Subagents: How Specialized Agents Work (And What’s Official)
Subagents are isolated specialists with scoped tools and separate context.
“Subagents” sounds like marketing until you look at the underlying constraint it addresses.
From first principles, a single agent conversation has two problems:
- Context contamination: lots of intermediate notes and searches pollute the main thread.
- Tool risk: a general agent with broad permissions can do the wrong thing.
Subagents solve both by creating specialists with separate context and restricted tool access.
What Subagents Are (Official Anthropic Definition)
Anthropic’s Claude Code documentation explicitly supports “custom AI subagents” stored as Markdown files with YAML frontmatter:
- Project subagents in
.claude/agents/ - User subagents in
~/.claude/agents/
https://docs.claude.com/en/docs/claude-code/settings
Anthropic’s Agent SDK also documents subagents and emphasizes:
- subagents maintain separate context from the main agent
- they can have restricted tool access
- they can run concurrently for speed
https://docs.claude.com/en/docs/claude-code/sdk/subagents
The Core Pattern
Think of a subagent as a constrained worker:
- The main agent holds the plan and integrates results.

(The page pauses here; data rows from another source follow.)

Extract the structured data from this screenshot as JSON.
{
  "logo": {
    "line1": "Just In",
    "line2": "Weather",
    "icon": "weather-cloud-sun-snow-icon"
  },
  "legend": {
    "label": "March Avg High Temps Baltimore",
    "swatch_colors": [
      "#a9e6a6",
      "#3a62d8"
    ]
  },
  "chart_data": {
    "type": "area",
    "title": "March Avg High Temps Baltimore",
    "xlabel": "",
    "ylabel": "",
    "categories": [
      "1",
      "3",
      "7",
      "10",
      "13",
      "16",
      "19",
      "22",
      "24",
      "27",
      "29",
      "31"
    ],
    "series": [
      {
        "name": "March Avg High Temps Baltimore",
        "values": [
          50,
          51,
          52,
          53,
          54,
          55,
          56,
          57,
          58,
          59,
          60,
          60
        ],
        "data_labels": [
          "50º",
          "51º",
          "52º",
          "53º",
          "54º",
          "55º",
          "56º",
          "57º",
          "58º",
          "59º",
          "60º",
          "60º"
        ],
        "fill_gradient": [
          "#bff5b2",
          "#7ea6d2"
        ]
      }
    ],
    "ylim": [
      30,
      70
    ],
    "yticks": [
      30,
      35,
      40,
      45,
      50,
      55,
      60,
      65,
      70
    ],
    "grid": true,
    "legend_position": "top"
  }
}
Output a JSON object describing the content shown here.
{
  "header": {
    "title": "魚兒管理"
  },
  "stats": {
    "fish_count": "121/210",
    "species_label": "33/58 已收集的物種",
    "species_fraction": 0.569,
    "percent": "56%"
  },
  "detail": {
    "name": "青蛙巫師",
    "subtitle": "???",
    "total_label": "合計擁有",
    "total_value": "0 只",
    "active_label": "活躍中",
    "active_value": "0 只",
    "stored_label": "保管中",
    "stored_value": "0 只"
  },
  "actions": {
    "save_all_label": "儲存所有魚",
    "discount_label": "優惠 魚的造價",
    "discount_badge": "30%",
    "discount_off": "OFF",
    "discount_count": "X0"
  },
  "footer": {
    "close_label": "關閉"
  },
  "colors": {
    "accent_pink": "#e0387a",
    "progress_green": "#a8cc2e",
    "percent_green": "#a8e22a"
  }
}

- A research subagent can scan files and summarize without editing.
- A code-review subagent can read diffs and flag risk without changing code.
- A test-runner subagent can run approved commands and return logs.

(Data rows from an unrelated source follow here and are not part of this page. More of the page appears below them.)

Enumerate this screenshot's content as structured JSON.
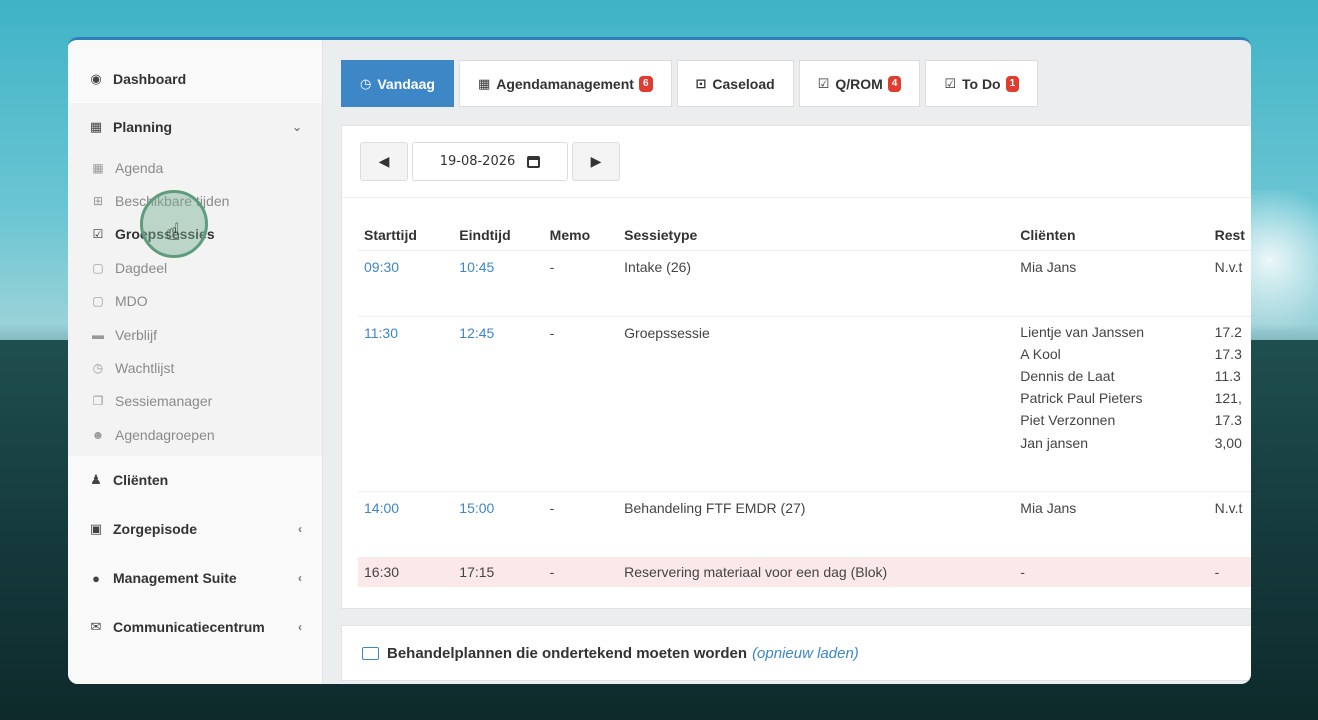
{
  "sidebar": {
    "items": [
      {
        "label": "Dashboard",
        "icon": "dashboard-icon"
      },
      {
        "label": "Planning",
        "icon": "calendar-icon"
      },
      {
        "label": "Cliënten",
        "icon": "user-icon"
      },
      {
        "label": "Zorgepisode",
        "icon": "briefcase-icon"
      },
      {
        "label": "Management Suite",
        "icon": "globe-icon"
      },
      {
        "label": "Communicatiecentrum",
        "icon": "envelope-icon"
      }
    ],
    "planning_sub": [
      {
        "label": "Agenda"
      },
      {
        "label": "Beschikbare tijden"
      },
      {
        "label": "Groepssessies"
      },
      {
        "label": "Dagdeel"
      },
      {
        "label": "MDO"
      },
      {
        "label": "Verblijf"
      },
      {
        "label": "Wachtlijst"
      },
      {
        "label": "Sessiemanager"
      },
      {
        "label": "Agendagroepen"
      }
    ]
  },
  "tabs": [
    {
      "label": "Vandaag"
    },
    {
      "label": "Agendamanagement",
      "badge": "6"
    },
    {
      "label": "Caseload"
    },
    {
      "label": "Q/ROM",
      "badge": "4"
    },
    {
      "label": "To Do",
      "badge": "1"
    }
  ],
  "datebar": {
    "date": "19-08-2026"
  },
  "table": {
    "headers": [
      "Starttijd",
      "Eindtijd",
      "Memo",
      "Sessietype",
      "Cliënten",
      "Rest"
    ],
    "rows": [
      {
        "start": "09:30",
        "end": "10:45",
        "memo": "-",
        "type": "Intake (26)",
        "clients": [
          "Mia Jans"
        ],
        "rest": [
          "N.v.t"
        ]
      },
      {
        "start": "11:30",
        "end": "12:45",
        "memo": "-",
        "type": "Groepssessie",
        "clients": [
          "Lientje van Janssen",
          "A Kool",
          "Dennis de Laat",
          "Patrick Paul Pieters",
          "Piet Verzonnen",
          "Jan jansen"
        ],
        "rest": [
          "17.2",
          "17.3",
          "11.3",
          "121,",
          "17.3",
          "3,00"
        ]
      },
      {
        "start": "14:00",
        "end": "15:00",
        "memo": "-",
        "type": "Behandeling FTF EMDR (27)",
        "clients": [
          "Mia Jans"
        ],
        "rest": [
          "N.v.t"
        ]
      },
      {
        "start": "16:30",
        "end": "17:15",
        "memo": "-",
        "type": "Reservering materiaal voor een dag (Blok)",
        "clients": [
          "-"
        ],
        "rest": [
          "-"
        ]
      }
    ]
  },
  "bottom_panel": {
    "title": "Behandelplannen die ondertekend moeten worden",
    "reload": "(opnieuw laden)"
  }
}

The system benefit is composability: you can build a workflow out of small, reliable parts.
Why Separation of Context Matters
If a research pass dumps 30 files worth of notes into the main context, you get:
- slower responses
- higher cost
- worse reasoning (too much irrelevant text)
Anthropic calls out the value directly: a research subagent can explore “without cluttering the main conversation” and return only relevant findings.
https://docs.claude.com/en/docs/claude-code/sdk/subagents
Why Tool Scoping Matters
Tool scoping turns “trust” into configuration.
Anthropic gives examples like a doc-reviewer subagent that only has read tools so it “can analyze but never accidentally modify” docs.
https://docs.claude.com/en/docs/claude-code/sdk/subagents
This is a concrete safety move: least privilege by construction.
Are Subagents Universal Across All Agents?
Many agent frameworks support “multi-agent” patterns, but the implementation details differ.
What we can say officially (and precisely) is:
- Subagents are a supported concept in Claude Code (filesystem-defined agents) and in Anthropic’s Agent SDK (programmatic and filesystem-based definitions).
https://docs.claude.com/en/docs/claude-code/settings
https://docs.claude.com/en/docs/claude-code/sdk/subagents
Other tools may have equivalents (workers, copilots, parallel tasks), but “subagent” isn’t a single standardized mechanism across every vendor today.
How This Applies to OutcomeDev
OutcomeDev already operationalizes the same first-principles constraints:
- tasks run in isolated sandboxes
- tools are attached explicitly via connectors (MCP servers)
- execution is verified by commands and logs
Subagents are a natural extension of that philosophy: split “do work” into smaller specialists and keep the main task focused on plan + integration.